In a tacit acknowledgment that trial lawyers may have exacerbated the shortage of N-95 respirators, Congress gave mask manufacturers limited protection from liability suits under the Families First Coronavirus Act signed by President Trump last month. But that only happened after more than a decade of mostly behind-the-scenes combat between the manufacturers of safety equipment and trial lawyers who started suing over respirators after they drove most of the companies that made and sold asbestos into bankruptcy.
A Mississippi jury tagged 3M for $150 million in an asbestos trial in 2005, for example, after most of the other defendants dropped out. The Mississippi Supreme Court ultimately reversed the decision but despite this victory, 3M has paid out hundreds of millions of dollars to settle respirator claims. One effect of all the litigation was to shift production of N-95 masks overseas, just as the federal government was trying to build stockpiles of the masks for a potential pandemic.
Congress temporarily protected the respirator industry by including it in the PREP Act, which prohibits many kinds of lawsuits against companies that develop, make or use medical equipment used during a public health emergency. But the law only applies during pandemics or terrorism-related emergencies and doesn’t cover “willful misconduct,” which some courts interpret broadly.
Insurance also will be a rich area for litigation.
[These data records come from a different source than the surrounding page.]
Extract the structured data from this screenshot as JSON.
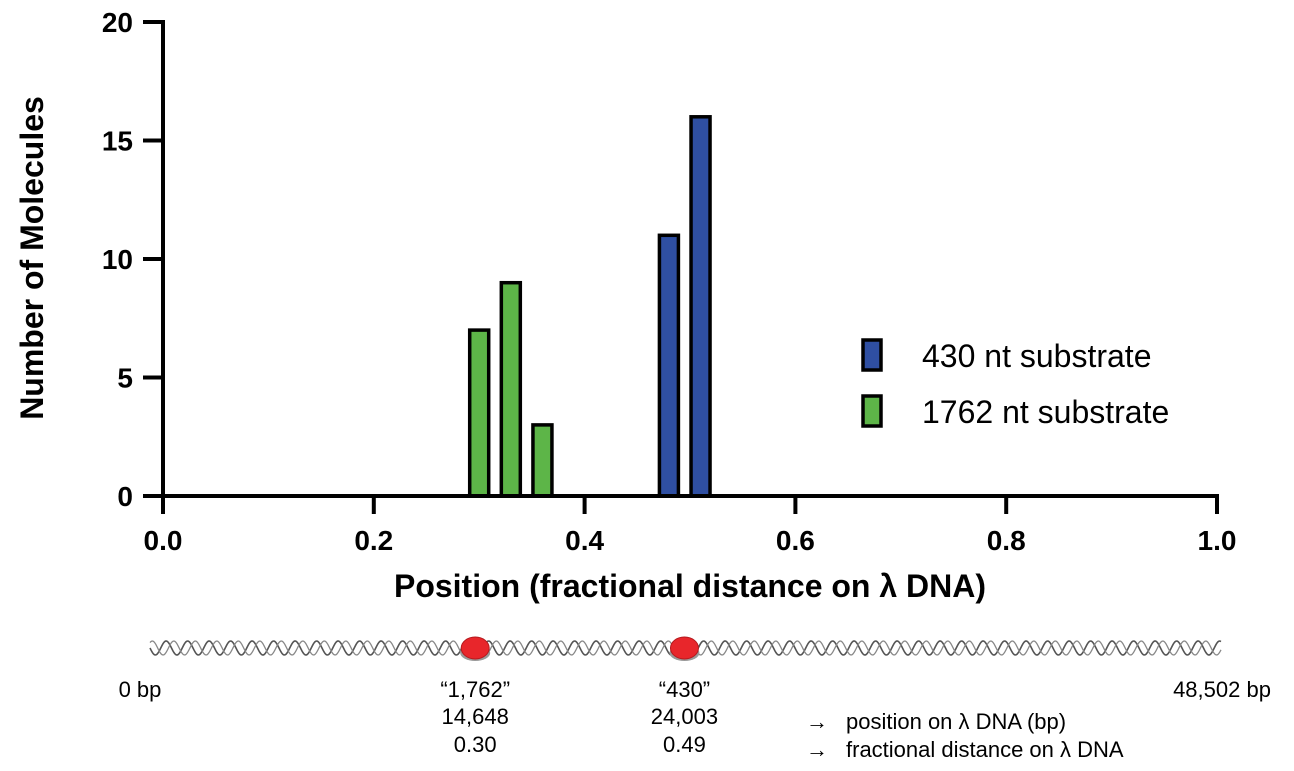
{
  "chart_data": {
    "type": "bar",
    "title": "",
    "xlabel": "Position (fractional distance on λ DNA)",
    "ylabel": "Number of Molecules",
    "xlim": [
      0.0,
      1.0
    ],
    "ylim": [
      0,
      20
    ],
    "x_ticks": [
      "0.0",
      "0.2",
      "0.4",
      "0.6",
      "0.8",
      "1.0"
    ],
    "y_ticks": [
      "0",
      "5",
      "10",
      "15",
      "20"
    ],
    "grid": false,
    "legend_position": "right",
    "series": [
      {
        "name": "430 nt substrate",
        "color": "#2f4fa2",
        "x": [
          0.48,
          0.51
        ],
        "values": [
          11,
          16
        ]
      },
      {
        "name": "1762 nt substrate",
        "color": "#5db548",
        "x": [
          0.3,
          0.33,
          0.36
        ],
        "values": [
          7,
          9,
          3
        ]
      }
    ]
  },
  "dna_map": {
    "start_label": "0 bp",
    "end_label": "48,502 bp",
    "sites": [
      {
        "name": "“1,762”",
        "bp": "14,648",
        "fraction": "0.30",
        "pos": 0.3
      },
      {
        "name": "“430”",
        "bp": "24,003",
        "fraction": "0.49",
        "pos": 0.49
      }
    ],
    "key": [
      {
        "arrow": "→",
        "text": "position on λ DNA (bp)"
      },
      {
        "arrow": "→",
        "text": "fractional distance on λ DNA"
      }
    ],
    "colors": {
      "marker": "#e8262b",
      "marker_shadow": "#9a9a9a",
      "helix": "#555555"
    }
  }
}
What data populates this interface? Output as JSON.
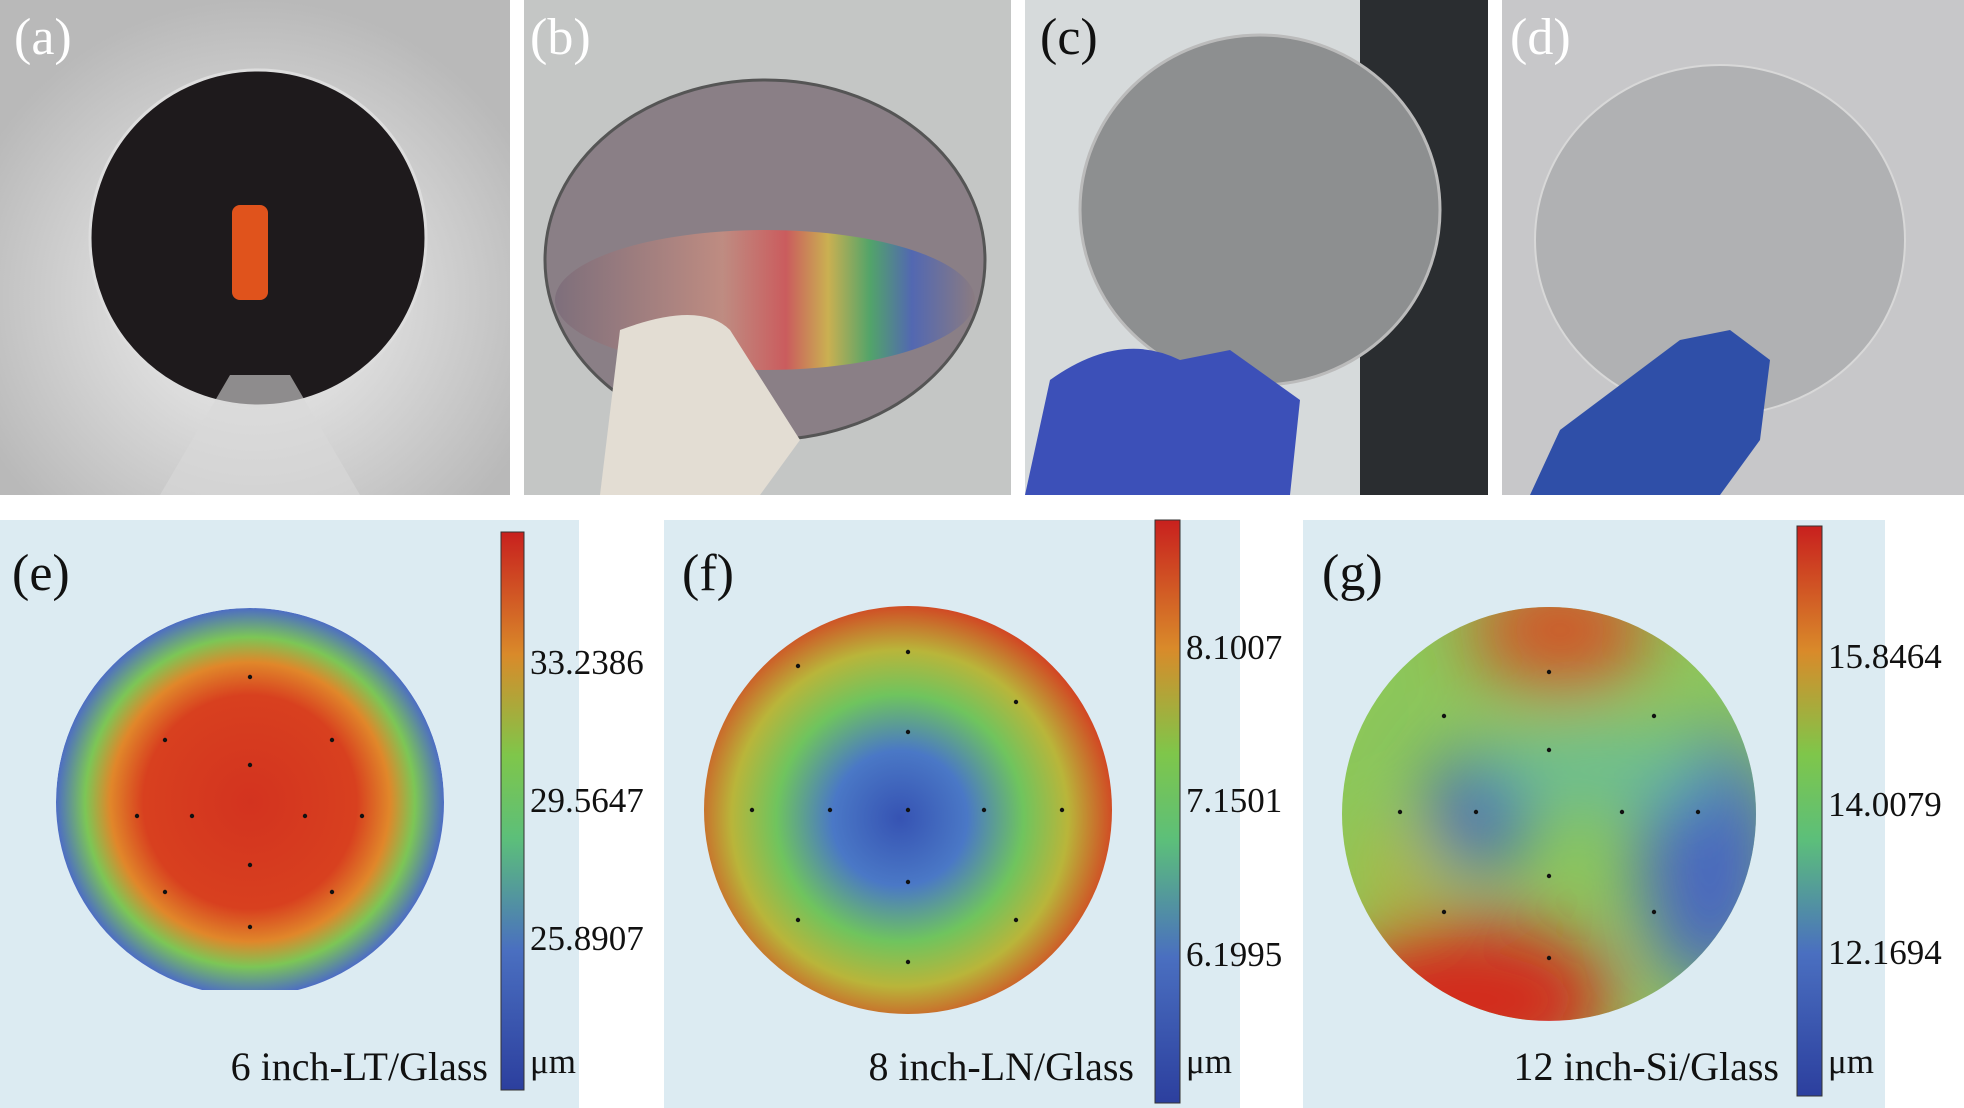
{
  "photos": [
    {
      "label": "(a)"
    },
    {
      "label": "(b)"
    },
    {
      "label": "(c)"
    },
    {
      "label": "(d)"
    }
  ],
  "maps": [
    {
      "label": "(e)",
      "ticks": [
        33.2386,
        29.5647,
        25.8907
      ],
      "unit": "μm",
      "caption": "6 inch-LT/Glass"
    },
    {
      "label": "(f)",
      "ticks": [
        8.1007,
        7.1501,
        6.1995
      ],
      "unit": "μm",
      "caption": "8 inch-LN/Glass"
    },
    {
      "label": "(g)",
      "ticks": [
        15.8464,
        14.0079,
        12.1694
      ],
      "unit": "μm",
      "caption": "12 inch-Si/Glass"
    }
  ]
}
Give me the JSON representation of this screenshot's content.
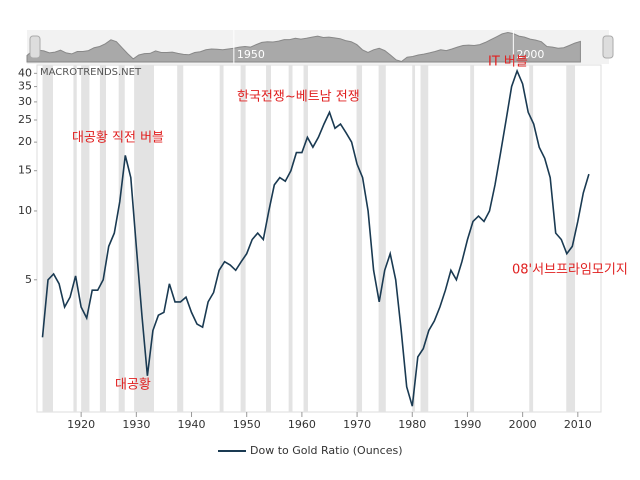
{
  "chart_data": {
    "type": "line",
    "watermark": "MACROTRENDS.NET",
    "x": [
      1913,
      1914,
      1915,
      1916,
      1917,
      1918,
      1919,
      1920,
      1921,
      1922,
      1923,
      1924,
      1925,
      1926,
      1927,
      1928,
      1929,
      1930,
      1931,
      1932,
      1933,
      1934,
      1935,
      1936,
      1937,
      1938,
      1939,
      1940,
      1941,
      1942,
      1943,
      1944,
      1945,
      1946,
      1947,
      1948,
      1949,
      1950,
      1951,
      1952,
      1953,
      1954,
      1955,
      1956,
      1957,
      1958,
      1959,
      1960,
      1961,
      1962,
      1963,
      1964,
      1965,
      1966,
      1967,
      1968,
      1969,
      1970,
      1971,
      1972,
      1973,
      1974,
      1975,
      1976,
      1977,
      1978,
      1979,
      1980,
      1981,
      1982,
      1983,
      1984,
      1985,
      1986,
      1987,
      1988,
      1989,
      1990,
      1991,
      1992,
      1993,
      1994,
      1995,
      1996,
      1997,
      1998,
      1999,
      2000,
      2001,
      2002,
      2003,
      2004,
      2005,
      2006,
      2007,
      2008,
      2009,
      2010,
      2011,
      2012
    ],
    "series": [
      {
        "name": "Dow to Gold Ratio (Ounces)",
        "color": "#1a3a52",
        "values": [
          2.8,
          5.0,
          5.3,
          4.8,
          3.8,
          4.2,
          5.2,
          3.8,
          3.4,
          4.5,
          4.5,
          5.0,
          7.0,
          8.0,
          11,
          17.5,
          14,
          7,
          3.5,
          1.9,
          3.0,
          3.5,
          3.6,
          4.8,
          4.0,
          4.0,
          4.2,
          3.6,
          3.2,
          3.1,
          4.0,
          4.4,
          5.5,
          6.0,
          5.8,
          5.5,
          6.0,
          6.5,
          7.5,
          8.0,
          7.5,
          10,
          13,
          14,
          13.5,
          15,
          18,
          18,
          21,
          19,
          21,
          24,
          27,
          23,
          24,
          22,
          20,
          16,
          14,
          10,
          5.5,
          4,
          5.5,
          6.5,
          5,
          3,
          1.7,
          1.4,
          2.3,
          2.5,
          3.0,
          3.3,
          3.8,
          4.5,
          5.5,
          5,
          6,
          7.5,
          9,
          9.5,
          9,
          10,
          13,
          18,
          25,
          35,
          41,
          36,
          27,
          24,
          19,
          17,
          14,
          8,
          7.5,
          6.5,
          7.0,
          9,
          12,
          14.5
        ]
      }
    ],
    "recessions": [
      [
        1913.0,
        1914.9
      ],
      [
        1918.6,
        1919.2
      ],
      [
        1920.0,
        1921.5
      ],
      [
        1923.4,
        1924.5
      ],
      [
        1926.8,
        1927.9
      ],
      [
        1929.6,
        1933.2
      ],
      [
        1937.4,
        1938.5
      ],
      [
        1945.1,
        1945.8
      ],
      [
        1948.9,
        1949.8
      ],
      [
        1953.5,
        1954.4
      ],
      [
        1957.6,
        1958.3
      ],
      [
        1960.3,
        1961.1
      ],
      [
        1969.9,
        1970.9
      ],
      [
        1973.9,
        1975.2
      ],
      [
        1980.0,
        1980.5
      ],
      [
        1981.5,
        1982.9
      ],
      [
        1990.5,
        1991.2
      ],
      [
        2001.2,
        2001.9
      ],
      [
        2007.9,
        2009.5
      ]
    ],
    "xlim": [
      1912,
      2014.2
    ],
    "xticks": [
      1920,
      1930,
      1940,
      1950,
      1960,
      1970,
      1980,
      1990,
      2000,
      2010
    ],
    "ylim": [
      1.32,
      43.5
    ],
    "yticks": [
      5,
      10,
      15,
      20,
      25,
      30,
      35,
      40
    ],
    "log_y": true,
    "navigator_xlim": [
      1913,
      2015.5
    ],
    "navigator_xticks": [
      1950,
      2000
    ],
    "annotations": [
      "대공황 직전 버블",
      "대공황",
      "한국전쟁~베트남 전쟁",
      "IT 버블",
      "08'서브프라임모기지"
    ]
  }
}
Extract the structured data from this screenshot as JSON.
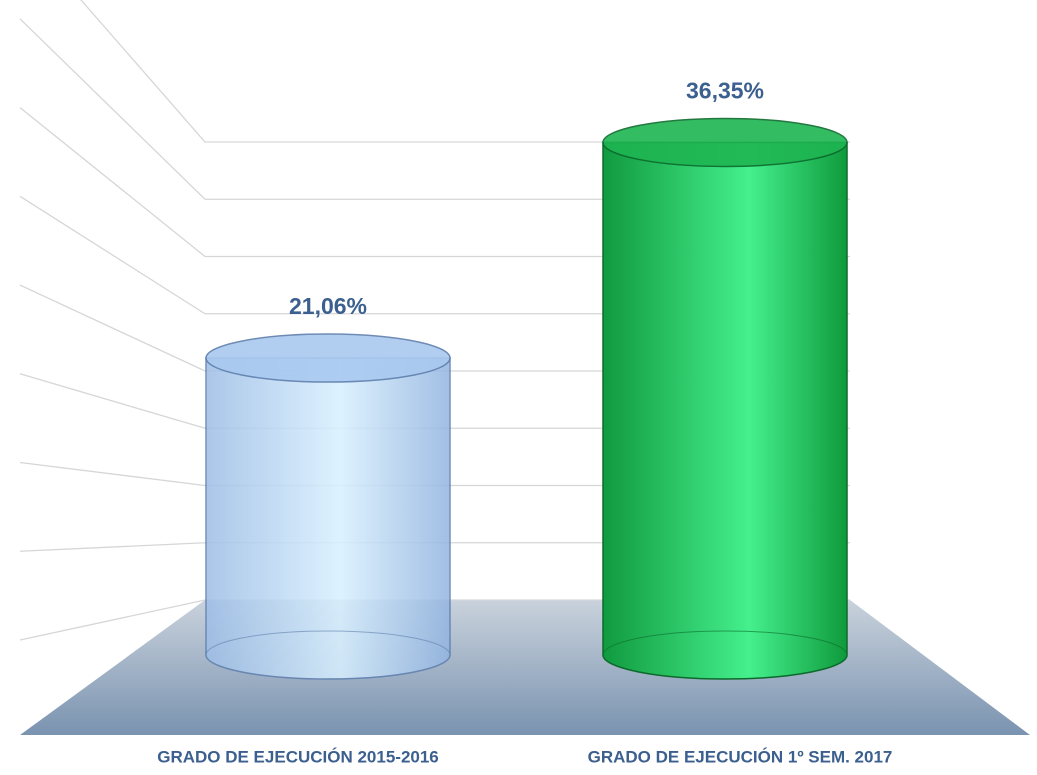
{
  "chart_data": {
    "type": "cylinder",
    "categories": [
      "GRADO DE EJECUCIÓN 2015-2016",
      "GRADO DE EJECUCIÓN 1º SEM. 2017"
    ],
    "values": [
      21.06,
      36.35
    ],
    "value_labels": [
      "21,06%",
      "36,35%"
    ],
    "colors": [
      "#a9c9f0",
      "#1eb552"
    ],
    "ylim": [
      0,
      40
    ],
    "yticks": [
      0,
      5,
      10,
      15,
      20,
      25,
      30,
      35,
      40
    ],
    "grid": true
  }
}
Many commercial insurance companies added exclusions for epidemic diseases after the SARS outbreak, limiting the potential for lawsuits over the failure to provide business-interruption insurance. But lawyers will likely try to tap homeowners and liability policies on behalf of clients who caught COVID-19 in a residence.
Most such efforts to sue over HIV infection failed, as insurers were able to argue the transmission of the disease was a deliberate act not covered under the policies. But negligence theories might work with COVID-19, since uninfected people can pass on the disease unless they practice vigorous protective measures like social distancing.
COVID-19 does present some challenges for trial lawyers. Causation is the biggest, since the disease is a pandemic and plaintiffs will have difficulty identifying exactly where and when they were infected. Defendants also will make a traditional assumption-of-the-risk argument: When even small children know the dangers of the disease and the fundamentals of social distancing, plaintiffs will be hard-pressed to argue they didn’t know they could be infected by shopping for groceries.
Unfortunately for many defendants, lawyers get to choose where they sue and they will gravitate toward courts with judges who are lenient on causation and strict on assumption of the risk. Medical-monitoring class actions are likely to crop up in places such as West Virginia, which has embraced the concept, or in federal courts where judges interpreting state law have determined the legal theory will apply.
A federal judge in Ohio last year refused to dismiss a proposed class action on behalf of virtually everyone in the U.S. seeking medical monitoring for exposure to the ubiquitous chemical PFAS, for example. Expect many more of these related to coronavirus unless Congress and states step in to prevent it.